Cheng Wei, Shi Yu, Zhang Xiang, Wang Wei
Department of Computer Science, UNC at Chapel Hill, 201 S Columbia St., Chapel Hill, 27599, NC, USA.
Computer Science at the University of Illinois at Urbana-Champaign, 201 North Goodwin Avenue, Urbana, 61801, IL, USA.
BMC Bioinformatics. 2015 Jan 16;16:2. doi: 10.1186/s12859-014-0421-z.
Genome-wide expression quantitative trait loci (eQTL) studies have emerged as a powerful tool to understand the genetic basis of gene expression and complex traits. The traditional eQTL methods focus on testing the associations between individual single-nucleotide polymorphisms (SNPs) and gene expression traits. A major drawback of this approach is that it cannot model the joint effect of a set of SNPs on a set of genes, which may correspond to hidden biological pathways.
We introduce a new approach to identify novel group-wise associations between sets of SNPs and sets of genes. Such associations are captured by hidden variables connecting SNPs and genes. Our model is a linear-Gaussian model and uses two types of hidden variables. One captures the set associations between SNPs and genes, and the other captures confounders. We develop an efficient optimization procedure which makes this approach suitable for large scale studies.

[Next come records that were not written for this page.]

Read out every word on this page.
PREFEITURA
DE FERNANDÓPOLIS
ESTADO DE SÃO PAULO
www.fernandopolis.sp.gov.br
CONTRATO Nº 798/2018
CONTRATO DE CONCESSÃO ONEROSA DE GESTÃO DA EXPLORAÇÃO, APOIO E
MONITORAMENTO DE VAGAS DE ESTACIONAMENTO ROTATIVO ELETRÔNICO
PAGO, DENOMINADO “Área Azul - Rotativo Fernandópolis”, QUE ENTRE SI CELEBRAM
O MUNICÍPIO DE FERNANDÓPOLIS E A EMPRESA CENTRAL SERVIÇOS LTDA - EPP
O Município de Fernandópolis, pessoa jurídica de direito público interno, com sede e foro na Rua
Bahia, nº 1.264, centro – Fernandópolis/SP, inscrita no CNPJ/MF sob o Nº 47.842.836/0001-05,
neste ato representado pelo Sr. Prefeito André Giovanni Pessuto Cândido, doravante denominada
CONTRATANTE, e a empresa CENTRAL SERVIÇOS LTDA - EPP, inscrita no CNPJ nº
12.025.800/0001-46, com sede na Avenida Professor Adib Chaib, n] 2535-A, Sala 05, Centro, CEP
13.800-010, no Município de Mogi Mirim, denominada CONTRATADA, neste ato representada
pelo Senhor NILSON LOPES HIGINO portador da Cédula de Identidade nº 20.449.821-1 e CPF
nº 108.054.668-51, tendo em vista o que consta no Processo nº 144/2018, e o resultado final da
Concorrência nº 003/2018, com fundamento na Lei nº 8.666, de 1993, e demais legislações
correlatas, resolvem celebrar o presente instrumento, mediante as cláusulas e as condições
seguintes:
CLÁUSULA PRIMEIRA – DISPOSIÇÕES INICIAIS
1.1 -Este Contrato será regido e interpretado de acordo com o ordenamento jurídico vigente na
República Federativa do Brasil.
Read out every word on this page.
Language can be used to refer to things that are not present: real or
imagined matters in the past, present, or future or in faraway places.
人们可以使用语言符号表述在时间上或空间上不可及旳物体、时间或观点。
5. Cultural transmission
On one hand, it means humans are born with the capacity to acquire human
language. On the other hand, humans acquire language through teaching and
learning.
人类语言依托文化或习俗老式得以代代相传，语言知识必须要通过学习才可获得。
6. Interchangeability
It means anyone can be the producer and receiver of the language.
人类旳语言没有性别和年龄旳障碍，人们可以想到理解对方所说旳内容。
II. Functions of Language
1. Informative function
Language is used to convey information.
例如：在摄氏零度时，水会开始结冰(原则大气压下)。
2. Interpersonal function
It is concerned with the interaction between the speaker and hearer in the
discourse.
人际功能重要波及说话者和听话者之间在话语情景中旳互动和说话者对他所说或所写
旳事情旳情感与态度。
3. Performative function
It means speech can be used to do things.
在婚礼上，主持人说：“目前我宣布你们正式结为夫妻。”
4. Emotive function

Extensive experimental evaluations on both simulated and real datasets demonstrate that the proposed methods can effectively capture both individual and group-wise signals that cannot be identified by the state-of-the-art eQTL mapping methods.

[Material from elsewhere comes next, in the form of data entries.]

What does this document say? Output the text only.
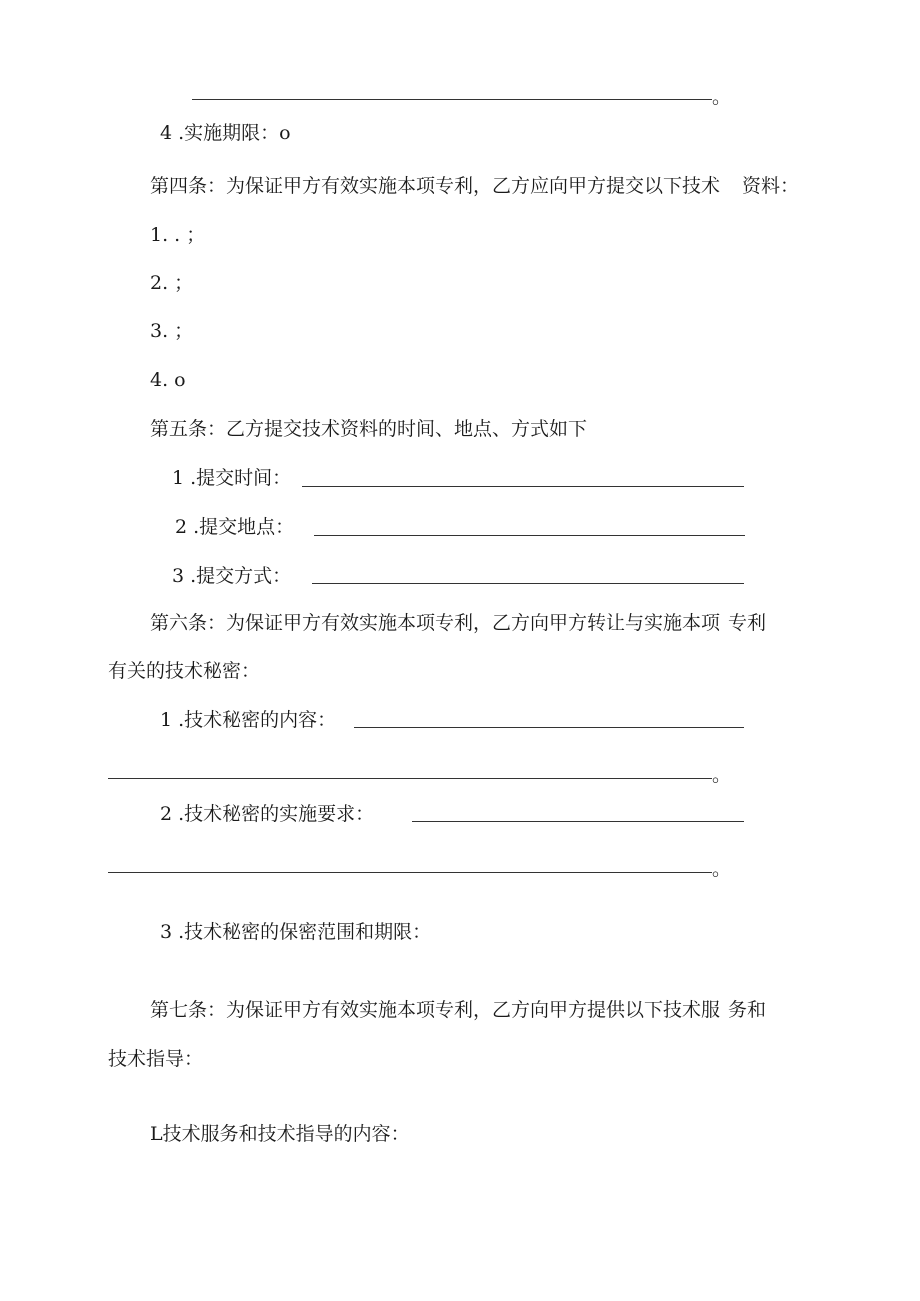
。
4 .实施期限：o
第四条：为保证甲方有效实施本项专利，乙方应向甲方提交以下技术 资料：
1. . ；
2. ；
3. ；
4. o
第五条：乙方提交技术资料的时间、地点、方式如下
1 .提交时间：
2 .提交地点：
3 .提交方式：
第六条：为保证甲方有效实施本项专利，乙方向甲方转让与实施本项 专利
有关的技术秘密：
1 .技术秘密的内容：
。
2 .技术秘密的实施要求：
。
3 .技术秘密的保密范围和期限：
第七条：为保证甲方有效实施本项专利，乙方向甲方提供以下技术服 务和
技术指导：
L技术服务和技术指导的内容：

Considering group-wise associations significantly improves the accuracy of eQTL mapping, and the successful multi-layer regression model opens a new approach to understand how multiple SNPs interact with each other to jointly affect the expression level of a group of genes.
全基因组表达定量性状位点(eQTL)研究已成为理解基因表达和复杂性状遗传基础的有力工具。传统的eQTL方法侧重于测试单个单核苷酸多态性(SNP)与基因表达性状之间的关联。这种方法的一个主要缺点是它无法模拟一组SNP对一组基因的联合效应,而这可能对应于隐藏的生物学途径。
我们引入了一种新方法来识别SNP集与基因集之间新的分组关联。这种关联由连接SNP和基因的隐藏变量捕获。我们的模型是一个线性高斯模型,并使用两种类型的隐藏变量。一种捕获SNP与基因之间的集关联,另一种捕获混杂因素。我们开发了一种有效的优化程序,使该方法适用于大规模研究。对模拟数据集和真实数据集的广泛实验评估表明,所提出的方法可以有效地捕获现有eQTL定位方法无法识别的个体和分组信号。
考虑分组关联显著提高了eQTL定位的准确性,成功的多层回归模型为理解多个SNP如何相互作用以共同影响一组基因的表达水平开辟了一条新途径。